1、2年目の虚像〜昨年度チーム予算の蹉跌

 運営会社の経営悪化に伴い親企業は支援放棄と縮小、一方的にマリノスとの"合併"を発表。そこから始まった横浜フリューゲルス再建運動。そして、フリューゲルスに代わる新しい「市民クラブ」としての、横浜FCの設立から2年が経とうとしている。JFLを圧倒的な強さで勝ち抜き、悲願のJリーグ昇格を決めようとしている横浜FCにとって、この2年間は何だったのか。取材をとおして、J昇格後の横浜FCの抱える課題を検証する。

 12月に入り横浜FC公式HPに掲載された「予算」について、驚きや不安を感じた人が多いのか?それとも当然と感じた人が多いのか・・・?
 今年8月6日の公開理事会で、横浜FCは一部のソシオ会員から不安視されていた来期予算についての説明資料を配った。
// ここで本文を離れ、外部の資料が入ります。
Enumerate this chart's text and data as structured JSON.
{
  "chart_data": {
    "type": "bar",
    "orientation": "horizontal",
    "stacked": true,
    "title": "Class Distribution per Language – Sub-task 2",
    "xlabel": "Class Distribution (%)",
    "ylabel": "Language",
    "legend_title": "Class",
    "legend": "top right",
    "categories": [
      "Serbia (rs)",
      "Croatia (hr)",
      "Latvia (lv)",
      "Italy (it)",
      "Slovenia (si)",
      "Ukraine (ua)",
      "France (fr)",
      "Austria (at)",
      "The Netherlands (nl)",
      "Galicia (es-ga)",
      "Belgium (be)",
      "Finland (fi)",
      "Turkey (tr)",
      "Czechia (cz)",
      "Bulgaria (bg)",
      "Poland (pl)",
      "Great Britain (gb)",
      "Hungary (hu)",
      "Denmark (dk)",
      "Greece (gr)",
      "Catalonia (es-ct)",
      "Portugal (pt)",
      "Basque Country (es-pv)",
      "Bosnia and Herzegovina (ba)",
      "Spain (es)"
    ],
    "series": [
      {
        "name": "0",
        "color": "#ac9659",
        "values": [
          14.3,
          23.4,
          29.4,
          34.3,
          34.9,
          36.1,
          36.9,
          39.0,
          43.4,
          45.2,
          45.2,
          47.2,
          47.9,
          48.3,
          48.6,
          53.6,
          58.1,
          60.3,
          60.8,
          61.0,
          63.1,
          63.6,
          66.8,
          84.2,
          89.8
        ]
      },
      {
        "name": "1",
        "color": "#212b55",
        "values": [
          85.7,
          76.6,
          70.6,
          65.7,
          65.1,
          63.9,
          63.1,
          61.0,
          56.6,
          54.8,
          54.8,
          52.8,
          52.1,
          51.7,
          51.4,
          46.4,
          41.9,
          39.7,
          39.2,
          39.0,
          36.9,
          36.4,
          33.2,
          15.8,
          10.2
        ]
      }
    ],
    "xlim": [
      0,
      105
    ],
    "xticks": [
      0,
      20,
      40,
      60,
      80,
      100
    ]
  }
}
そこには総額5億円から3億円まで、4通りの予算額が書かれており、公開理事会の席上で経理担当の加藤氏(現取締役総務部長)から「3億円の予算では、選手の年俸も半分近くになります。クラブの運営経費も出ず、事務所を誰かの自宅に移すなどしなければならなくなります」と説明していた。12月5日に送られてきた予算案には「事業収入 4億1637万円」とある。この数字だけ見ても、8月頃までの辻野前社長や会社スタッフの「来期予算は5億程度」という説明と大きく食い違っている。
 項目ごとに見ていくと、実質的な選手・監督などチームスタッフの年俸である「クラブ経費」の項目が2000年度に比べて5000万円以上も減っている。注記には「一部スタッフの報酬を販管費へ移行」とあるが、これは取締役に入った奥寺GMと田部強化部長のことを指しているのだろうが、それをはるかに上回る減少額だ。選手・スタッフの数が仮に今年と同じだったとしても、平均年俸は8割の切り下げになる。まして、来年は試合回数が2倍以上に増えるため、2、3名の選手増員も予定していたはずで、それを含めば現役選手には3割以上の激烈な年俸切り下げが提示されたことになる。
 この報告、よく見るとおかしいと感じる点がある。商品の仕入れ額に比べて物販収入が不自然に多い。今期銀行から借り入れた3000万円の返済の原資が含まれていない。来期のスポンサーが確定していないこともしかり、図抜けた観客数で鳴らした浦和と札幌がJ1に昇格したうえに、J1・J2が同日開催になることの観客動員への影響が考慮されているかどうか不明な点など、問題点は数多い。
 だが、そうした詳細よりもずっと残念なのは、この予算案が公開理事会などの直接説明の機会もなく、ただ会員に提示されただけだったということである。「会社のソシオが話し合い、その創意をJリーグに資料として提出する」という6月24日の公開理事会での望月理事長の約束は、あっさりと破られてしまったのだ。
 会計に詳しいあるソシオ会員は「この予算案でも、来年2月末(浜村注、2001年)に迎える資金繰りはきわめて厳しい」と指摘している。その遠因は、やはり当初4億円で立てておきながら、実質的な収入が3億円しかなく、結局年間の収支で5200万円もの大赤字を出してしまった、2000年度の予算に行き着く。
 横浜FCというクラブの2年間、そして今後のあるべき姿を考えるとき、決して通り過ぎることのできない問題が2つある。一つはこの大幅な支出超過予算が、なぜどのようにして作られたのかということ(経営の見通し)、そしてもう一つはこうした過ちが起きるのを、どうして誰も止められなかったのかということ(経営組織)、この2つの問題である。これについて、冷静に"敗因"を分析し、反省をすることからしか、おそらく次のステップはあり得ないだろう。